It's a little different in Venture Capital because exits follow power laws. So the big mistakes are literally the opposite of insurance: it's okay to make a lot of losing investments as long as you don't miss Airbnb. Missing out on Airbnb because you got stuck on it being 3 designers and no engineers is way worse than investing in Airbnb and 49 companies that go bankrupt.
Perhaps you do not use the term "due diligence" the same way that it's used in the investment management industry, which to be clear, includes "Venture Capital."
"Due diligence" does not mean making a judgment call on whether three designers can build, scale, and operate a tech company. Due diligence means diving into the details of a company you are going to fund and checking, among other things, that the things they've said are valid and that there are no skeletons in the closet.
Don't get me wrong: due diligence sucks for all parties involved. If you are investing your own money, you have the right to do as little work as you want and skip it, but when you are entrusted as a fiduciary of someone else's capital -- and paid for the job -- it comes with responsibility.
There are other factors, like Time, that influence the diligence process for (seed stage) venture capital.
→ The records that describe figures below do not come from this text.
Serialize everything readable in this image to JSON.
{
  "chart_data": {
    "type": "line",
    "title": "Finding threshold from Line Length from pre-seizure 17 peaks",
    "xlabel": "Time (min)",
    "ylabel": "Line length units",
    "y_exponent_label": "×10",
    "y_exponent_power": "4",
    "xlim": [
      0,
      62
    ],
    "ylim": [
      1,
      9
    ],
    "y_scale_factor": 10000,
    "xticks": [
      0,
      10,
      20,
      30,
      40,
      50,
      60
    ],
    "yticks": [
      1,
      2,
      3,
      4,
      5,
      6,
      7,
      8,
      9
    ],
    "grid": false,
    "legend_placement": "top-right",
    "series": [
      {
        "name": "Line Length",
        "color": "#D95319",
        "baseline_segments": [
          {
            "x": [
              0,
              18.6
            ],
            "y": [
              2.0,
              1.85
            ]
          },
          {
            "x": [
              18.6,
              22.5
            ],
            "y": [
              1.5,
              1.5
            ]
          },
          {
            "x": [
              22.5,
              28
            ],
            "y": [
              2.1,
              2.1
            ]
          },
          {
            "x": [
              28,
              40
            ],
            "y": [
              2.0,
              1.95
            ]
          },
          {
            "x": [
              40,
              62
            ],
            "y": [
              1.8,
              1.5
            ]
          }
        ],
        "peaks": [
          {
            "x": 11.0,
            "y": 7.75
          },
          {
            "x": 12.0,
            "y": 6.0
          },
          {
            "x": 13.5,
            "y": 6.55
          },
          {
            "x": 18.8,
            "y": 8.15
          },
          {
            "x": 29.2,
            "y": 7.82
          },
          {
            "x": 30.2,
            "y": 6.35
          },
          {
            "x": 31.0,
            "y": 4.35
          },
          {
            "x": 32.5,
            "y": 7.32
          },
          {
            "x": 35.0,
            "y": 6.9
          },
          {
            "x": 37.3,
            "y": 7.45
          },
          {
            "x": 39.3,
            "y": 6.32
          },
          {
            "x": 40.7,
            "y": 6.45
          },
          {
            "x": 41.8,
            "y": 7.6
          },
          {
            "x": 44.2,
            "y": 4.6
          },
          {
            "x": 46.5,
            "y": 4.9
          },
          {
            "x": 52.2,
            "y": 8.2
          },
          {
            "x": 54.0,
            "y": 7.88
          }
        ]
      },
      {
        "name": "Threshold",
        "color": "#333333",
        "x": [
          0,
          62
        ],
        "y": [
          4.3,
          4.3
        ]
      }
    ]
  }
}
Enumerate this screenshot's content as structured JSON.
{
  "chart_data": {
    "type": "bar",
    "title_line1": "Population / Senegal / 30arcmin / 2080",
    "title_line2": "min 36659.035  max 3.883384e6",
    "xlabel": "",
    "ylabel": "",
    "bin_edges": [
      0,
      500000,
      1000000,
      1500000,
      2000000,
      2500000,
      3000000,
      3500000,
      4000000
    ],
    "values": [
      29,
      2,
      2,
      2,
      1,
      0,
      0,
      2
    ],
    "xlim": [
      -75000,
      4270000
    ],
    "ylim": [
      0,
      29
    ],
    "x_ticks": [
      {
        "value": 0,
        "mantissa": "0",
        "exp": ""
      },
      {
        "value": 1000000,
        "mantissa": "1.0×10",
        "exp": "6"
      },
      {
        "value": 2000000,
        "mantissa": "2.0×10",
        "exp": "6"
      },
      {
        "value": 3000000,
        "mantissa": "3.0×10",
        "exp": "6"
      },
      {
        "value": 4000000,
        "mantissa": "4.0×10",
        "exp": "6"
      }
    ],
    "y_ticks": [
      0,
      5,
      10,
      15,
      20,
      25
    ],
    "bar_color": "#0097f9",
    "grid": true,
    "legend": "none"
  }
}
Investments are made at a fast cadence, which is good for founders and for investors. A seed fund might see 1000 companies in a year and invest in 10. That allows for a few hours spent on each company, but not much more than that. Similarly, a founder might meet with 50 or 100 investors before closing their round. 1-2 hours per investor will take a few months, but if investors spent too much time on diligence then a founder could spend all year just answering investors' questions. That would be like a twisted variant of the Uncertainty Principle, where just going through fundraising process basically dooms a company to fail because of the time required.
Given that time is a factor and given that I have 2-4 hours to spend with the companies I'm most interested in before making a final investment decision, I've gotten the most value out of spending 95% of that time on non-tech diligence. YMMV.
That does make sense. Investor & Founder time is limited, technical due diligence on the investor side takes too much time.
I'm coming more from a founder perspective though, and I think there's some dangers with the mindset as a founder, and I see it with a lot of people in the chinese startup community.
Whilst as an investor, one might get to play a bit fast and loose with technology choices, I believe that as a founder doing so is suicidal. I see startups here struggling to hire PHP programmers because they made the decision to go with PHP because they heard it was easy, and later on realized that that may have been a mistake. They try to smooth it over with funding later. PHP programmers over here have the same reputation. They learn it because they thought it was easy, and that there's a lot of companies desperate for that skill. It's a match made in hell.
Similar boneheaded decisions, preventable with a week of due dilligence reading, are made by founders here all the time. One thing I found interesting is that the people making these kinds of calls are always working on C-list ideas. It's always derivative businesses in markets that just don't care. They need to get their MVP out fast and half baked because what they're working on should have died on the drawing board. They're desperate for investor money because they think it will patch over major errors they've made up to that point.
Some of these ideas are salvageable. It usually requires restructuring on both the business side and the technology side, preferably to the point where they make sense as an integrated system. One guy I was working with, his startup is trying to create a site for farmers and rural Chinese to sell things on that, and that is so interesting, Alibaba jumped into the ring recently. Now he has a dinky site that does not solve anyone's problems. It's a website, which is greatly hindered by the fact that most villages have a single computer, and the people who wanted to trade with each other would sit at that computer, together.
I suggested to him that he change things up a little. Small farmers do suffer from information asymmetry with the people they're selling to. Technology wise, most of them have non-smart phones, but China Unicom is rolling out mobile coverage to rural China, because that's their market tomorrow. So, provide informational and automated brokering services over a website on the buyer end, and an SMS gateway on the seller end. Ship the FAQ on actual paper.
Allow farmers to post their wares with a formatted text message, have offers coming in an hour later, goods shipped the day after. Give them a reason to upgrade to smartphones, pack in more features on the app once data becomes cheap. Do agricultural futures 5 years down the line, in one of the hungriest economies in the world.
The part where technology makes this interesting is that it allows you to reach a market segment that is unreachable over conventional means. Innovation is the edge startups have over large, well funded enterprises. Founders ignoring that side are blindsiding themselves to half their business.
Thanks. I didn't understand either. I guess I am cynical on this topic because all my career I've dealt with people complaining about DD rather than reframing it into an opportunity to learn and limit downside.